Key Laboratory of Synthetic Biology, CAS

Zhihua Zhou

Personal Profile

Dec., 2004------ present:  Principal investigator, Institute of Plant Physiology and Ecology, Shanghai Institutes for Biological Science, CAS; 

April, 2003---Nov, 2004:  Associate Professor, Shanghai Jiaotong University, China; 

April, 2000---Mar, 2003:  Post-doc fellow at the University of Tokyo, Japan, sponsored by JSPS (Japanese Society for Promotion of Sciences);  

July, 1993---March, 1997:  Lecturer, Laboratory of Ecology, Department of Forestry 

Central-South Forestry University, China; 

July, 1988---Aug, 1990:  Assistant Professor, Department of Forestry,  

Hunan Forestry Technique College, China; 


Research Work

The demand for energy, materials and drugs in the global is increasing. Plant natural products and their derivatives are the important reservoir for the development of medicines, health products and food additives. The synthetic biology technology bring new strategies to synthesize rare natural products with complicated structures by artificially constructing and optimizing the biosynthesis pathway of target compounds in microbial chassis cells. Thus, large quantities of rare natural products would be manufactured via microbial fermentation at low costs and large scale to meet the increasing pharmaceutical demand4. Our research interests in this field are focused on: (1) to elucidate the biosynthetic pathways of active nature products in P. ginseng, P. notoginseng, Epimedium spp and other traditional Chinese medicinal plants; (2) to uncover and characterize the key bioparts in the biosynthetic pathways of important natural products, such as terpene synthase (TS), UGT, MT, PT and P450; (3) to design, construct and optimize yeast chassis cells or yeast cell factories to produce terpenoids, flavonoids and other natural compounds at high efficiency. 

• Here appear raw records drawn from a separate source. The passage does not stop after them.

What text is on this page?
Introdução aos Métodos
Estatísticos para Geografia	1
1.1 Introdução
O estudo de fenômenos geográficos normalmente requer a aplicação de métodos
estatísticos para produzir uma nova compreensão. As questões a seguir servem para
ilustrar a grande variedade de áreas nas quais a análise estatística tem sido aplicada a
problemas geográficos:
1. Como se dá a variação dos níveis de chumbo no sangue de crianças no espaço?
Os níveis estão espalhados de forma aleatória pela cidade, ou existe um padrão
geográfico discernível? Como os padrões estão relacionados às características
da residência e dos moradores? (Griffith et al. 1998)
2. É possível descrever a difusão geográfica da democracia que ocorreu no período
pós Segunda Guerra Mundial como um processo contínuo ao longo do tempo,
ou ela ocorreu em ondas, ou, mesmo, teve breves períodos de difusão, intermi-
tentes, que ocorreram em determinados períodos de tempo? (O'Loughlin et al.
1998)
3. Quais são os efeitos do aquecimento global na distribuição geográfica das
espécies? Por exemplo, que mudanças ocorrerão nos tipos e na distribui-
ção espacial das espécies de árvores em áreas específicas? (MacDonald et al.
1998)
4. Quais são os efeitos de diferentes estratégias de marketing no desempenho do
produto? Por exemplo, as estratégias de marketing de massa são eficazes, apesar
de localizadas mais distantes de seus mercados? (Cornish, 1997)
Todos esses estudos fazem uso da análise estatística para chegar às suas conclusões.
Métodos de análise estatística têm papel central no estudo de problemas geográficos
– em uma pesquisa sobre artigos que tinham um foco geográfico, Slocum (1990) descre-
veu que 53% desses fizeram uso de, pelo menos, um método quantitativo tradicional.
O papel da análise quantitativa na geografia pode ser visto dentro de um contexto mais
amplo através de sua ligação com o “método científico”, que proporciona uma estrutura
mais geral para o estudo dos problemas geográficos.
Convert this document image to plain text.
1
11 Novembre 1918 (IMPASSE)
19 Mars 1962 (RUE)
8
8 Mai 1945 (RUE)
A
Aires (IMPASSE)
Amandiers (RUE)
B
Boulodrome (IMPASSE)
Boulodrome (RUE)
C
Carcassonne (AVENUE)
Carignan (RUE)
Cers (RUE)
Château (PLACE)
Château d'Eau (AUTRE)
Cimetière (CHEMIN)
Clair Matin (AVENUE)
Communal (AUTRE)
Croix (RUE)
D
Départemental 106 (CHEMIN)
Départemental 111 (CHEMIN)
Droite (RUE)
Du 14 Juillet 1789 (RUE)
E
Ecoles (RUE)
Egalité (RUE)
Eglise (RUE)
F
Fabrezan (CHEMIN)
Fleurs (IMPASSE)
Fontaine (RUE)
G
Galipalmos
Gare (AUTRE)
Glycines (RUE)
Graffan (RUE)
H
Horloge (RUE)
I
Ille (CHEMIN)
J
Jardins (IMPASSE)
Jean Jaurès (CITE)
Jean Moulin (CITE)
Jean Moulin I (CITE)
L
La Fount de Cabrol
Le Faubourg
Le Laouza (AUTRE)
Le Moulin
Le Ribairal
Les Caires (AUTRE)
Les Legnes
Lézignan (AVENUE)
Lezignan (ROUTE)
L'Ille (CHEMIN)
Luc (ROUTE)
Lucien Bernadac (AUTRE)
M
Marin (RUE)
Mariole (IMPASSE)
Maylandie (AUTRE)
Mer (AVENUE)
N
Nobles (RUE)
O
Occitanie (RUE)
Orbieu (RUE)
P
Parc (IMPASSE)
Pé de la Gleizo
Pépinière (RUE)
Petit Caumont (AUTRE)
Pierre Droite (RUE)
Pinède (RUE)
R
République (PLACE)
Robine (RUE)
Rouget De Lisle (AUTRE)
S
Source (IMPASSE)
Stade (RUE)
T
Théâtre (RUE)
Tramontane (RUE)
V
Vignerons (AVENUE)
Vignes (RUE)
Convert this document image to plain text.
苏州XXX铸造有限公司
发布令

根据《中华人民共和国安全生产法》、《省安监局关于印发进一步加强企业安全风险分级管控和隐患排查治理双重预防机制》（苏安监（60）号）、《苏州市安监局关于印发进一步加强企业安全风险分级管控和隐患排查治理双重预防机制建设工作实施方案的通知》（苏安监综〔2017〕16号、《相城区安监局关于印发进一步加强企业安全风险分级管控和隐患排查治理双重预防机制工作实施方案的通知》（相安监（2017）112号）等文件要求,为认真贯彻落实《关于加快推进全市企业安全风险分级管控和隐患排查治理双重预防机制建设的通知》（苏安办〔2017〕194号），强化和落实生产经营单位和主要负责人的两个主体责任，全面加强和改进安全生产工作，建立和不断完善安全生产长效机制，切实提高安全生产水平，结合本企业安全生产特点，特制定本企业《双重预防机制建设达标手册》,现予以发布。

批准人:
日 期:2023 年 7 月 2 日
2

The high cost and low activities of lignocellulases are still major barriers to make use of lignocellulose efficiently to produce biofuel and chemical materials. Developing energy-efficient and cost-effective methods to decompose lignocellulose require scientific and technological breakthroughs of lignocellulase producing organisms. The filamentous fungus T. reesei with the strongest protein synthesis and secretion ability is currently the main producer of cellulase, the protein titer of which could reach to 100g/L in a fermentor. However, the regulation system which controls the induction, synthesis and secretion of lignocellulases in T. reesei is not yet completely characterized. Our research interests in this field are focused on: (1) to elucidate the regulation system for the induction, synthesis and secretion of lignocellulase in T. reesei, and discover and characterize related novel regulators; (2) to design and rebuild a new regulation system to improve the synthesis and modification of lignocellulases and other secreted proteins in T. reesei; (3) to design and build T. reesei chasses to manufacture different secreted protein products with high value. 

   Biopart, which is defined as a DNA or RNA sequence with certain function, is the basic unit to construct a device, a gene circuit, and a synthetic or regulating pathway to achieve more complex and diverse functions in synthetic biology. It is expected that synthetic biology provides a toolbox of reusable bioparts to be plugged into circuits or pathways at will. However, many knowledge gaps still exist in how life works, which also limit our information to uncover the key bioparts involved in specific systems. Our research interests in this field are focused on: (1) to build a registry and database of well characterized bioparts for synthetic biology;(2) to carry out studies about the phylogenetic relationship of key biopart groups as well as the relationship between the sequencing structure and function of the key bioparts, and the optimization of key bioparts to improve their compatibility in chassis cells. 


Main Achievements

The newly rising synthetic biology is expected to solve many global challenges, such as converting cheap, renewable resources into biofuels or chemicals; producing high quality drugs and health products to fight diseases. Yeast and filamentous fungi have been widely applied in medicine and food industry. As Generally Recognized as Safe (GRAS) strains, Saccharomyces cerevisiae and Trichoderma reesei are the ideal fungal chassis cells to produce natural products and high-value protein products, respectively. The overall research goal in our group is to develop usable knowledge and technologies to design and rebuild fungal chassis as well as to uncover the synthetic pathways of rare natural products or valuable proteins and characterize related bioparts, which will advance synthetic biological strategies to improve the biosynthesis of rare natural products with potential therapeutic applications and protein products with high value, and finally lead to technologies deployable in industry.  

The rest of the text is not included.